Cette question semble faire l'objet d'un consensus entre auteurs et éditeurs : la question de la titularité des droits serait donc réglée par l'instauration d'une gestion collective des droits numériques sur les oeuvres indisponibles par une société de perception et de répartition des droits (SPRD).

Le code de la propriété littéraire et artistique devant être modifié à cette fin, votre rapporteur a déposé, le 21 octobre 2011, une proposition de loi « relative à l'exploitation numérique des livres indisponibles du XX e siècle ».

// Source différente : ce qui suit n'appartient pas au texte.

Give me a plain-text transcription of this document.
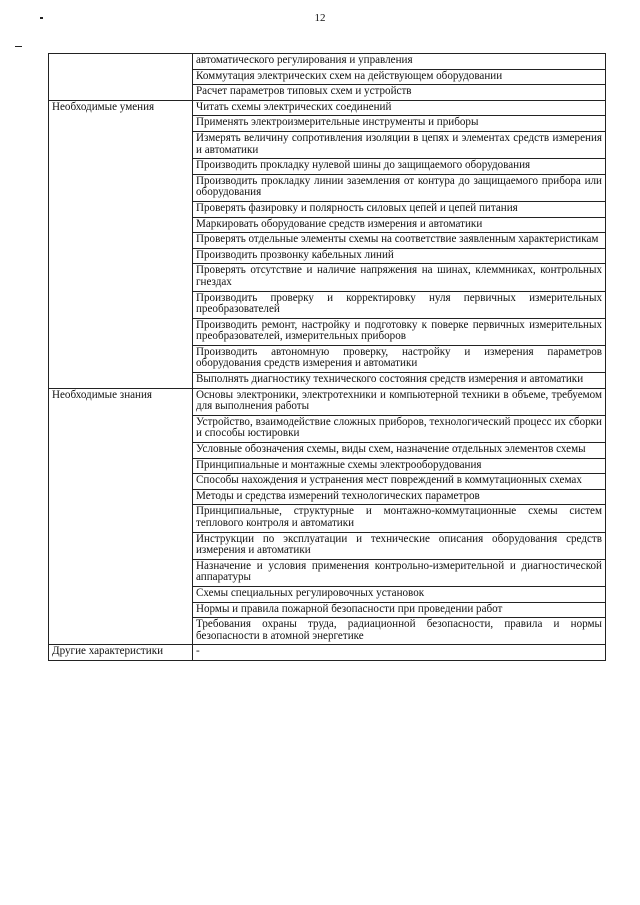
12
	автоматического регулирования и управления
	Коммутация электрических схем на действующем оборудовании
	Расчет параметров типовых схем и устройств
Необходимые умения	Читать схемы электрических соединений
	Применять электроизмерительные инструменты и приборы
	Измерять величину сопротивления изоляции в цепях и элементах средств измерения и автоматики
	Производить прокладку нулевой шины до защищаемого оборудования
	Производить прокладку линии заземления от контура до защищаемого прибора или оборудования
	Проверять фазировку и полярность силовых цепей и цепей питания
	Маркировать оборудование средств измерения и автоматики
	Проверять отдельные элементы схемы на соответствие заявленным характеристикам
	Производить прозвонку кабельных линий
	Проверять отсутствие и наличие напряжения на шинах, клеммниках, контрольных гнездах
	Производить проверку и корректировку нуля первичных измерительных преобразователей
	Производить ремонт, настройку и подготовку к поверке первичных измерительных преобразователей, измерительных приборов
	Производить автономную проверку, настройку и измерения параметров оборудования средств измерения и автоматики
	Выполнять диагностику технического состояния средств измерения и автоматики
Необходимые знания	Основы электроники, электротехники и компьютерной техники в объеме, требуемом для выполнения работы
	Устройство, взаимодействие сложных приборов, технологический процесс их сборки и способы юстировки
	Условные обозначения схемы, виды схем, назначение отдельных элементов схемы
	Принципиальные и монтажные схемы электрооборудования
	Способы нахождения и устранения мест повреждений в коммутационных схемах
	Методы и средства измерений технологических параметров
	Принципиальные, структурные и монтажно-коммутационные схемы систем теплового контроля и автоматики
	Инструкции по эксплуатации и технические описания оборудования средств измерения и автоматики
	Назначение и условия применения контрольно-измерительной и диагностической аппаратуры
	Схемы специальных регулировочных установок
	Нормы и правила пожарной безопасности при проведении работ
	Требования охраны труда, радиационной безопасности, правила и нормы безопасности в атомной энергетике
Другие характеристики	-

Cette dernière poursuit deux objectifs principaux :

- en premier lieu, il s'agit tout d'abord d'éviter le trou noir que représente le XX e siècle pour la diffusion numérique des livres français en permettant à des oeuvres devenues indisponibles, dont certaines très récentes, de trouver une nouvelle vie au bénéfice des lecteurs . Par là, la proposition vise à offrir les conditions du développement d'une offre légale abondante de livres numériques pour faire démarrer ce marché naissant ;

- en second lieu, la proposition vise à permettre aux auteurs et aux éditeurs de se réapproprier leurs droits, afin de les exploiter selon de nouveaux modèles pouvant trouver leur pertinence et leur équilibre.

Au moment où Google renonce, aux États-Unis, à son accord transactionnel (dit « Settlement ») qu'il espérait conclure avec les ayants droit du monde entier pour faire valider la copie, sans autorisation, des oeuvres protégées conservées par les bibliothèques, l'adoption et la mise en oeuvre de ce texte ferait de la France le premier pays au monde à disposer d'un mécanisme moderne et efficace pour régler la question des oeuvres indisponibles , qui constitue aujourd'hui un obstacle majeur à la numérisation de notre patrimoine éditorial. C'est pourquoi votre rapporteur forme le voeu d'une adoption rapide de cette proposition de loi par le Parlement.

Quand cette étape sera franchie, un projet de numérisation des livres concernés pourra être soumis au Commissariat général aux investissements. Le coût total de ce projet est estimé à 50 millions d'euros.

C. LE SOUTIEN AUX PROFESSIONS DU LIVRE

1. Des crédits stables en euros courants

Au sein de l'action 3 « Livre et lecture » du programme 180, la sous-action 4 concerne l'édition, la librairie et les professions du livre.

Les crédits inscrits à ce titre dans le projet de loi de finances pour 2012 s'établissent à un montant identique à celui du projet de loi de finances initial pour 2011, donc en euros courants, soit :

- 22,3 millions d'euros de fonctionnement , dont 2,8 millions pour le Centre national du Livre (CNL), en autorisations de programme (AE) et en crédits de paiement (CP) ;

- et à 19,5 millions d'euros de dépenses d'intervention en AE et en CP, dont 84,6 % de crédits centraux.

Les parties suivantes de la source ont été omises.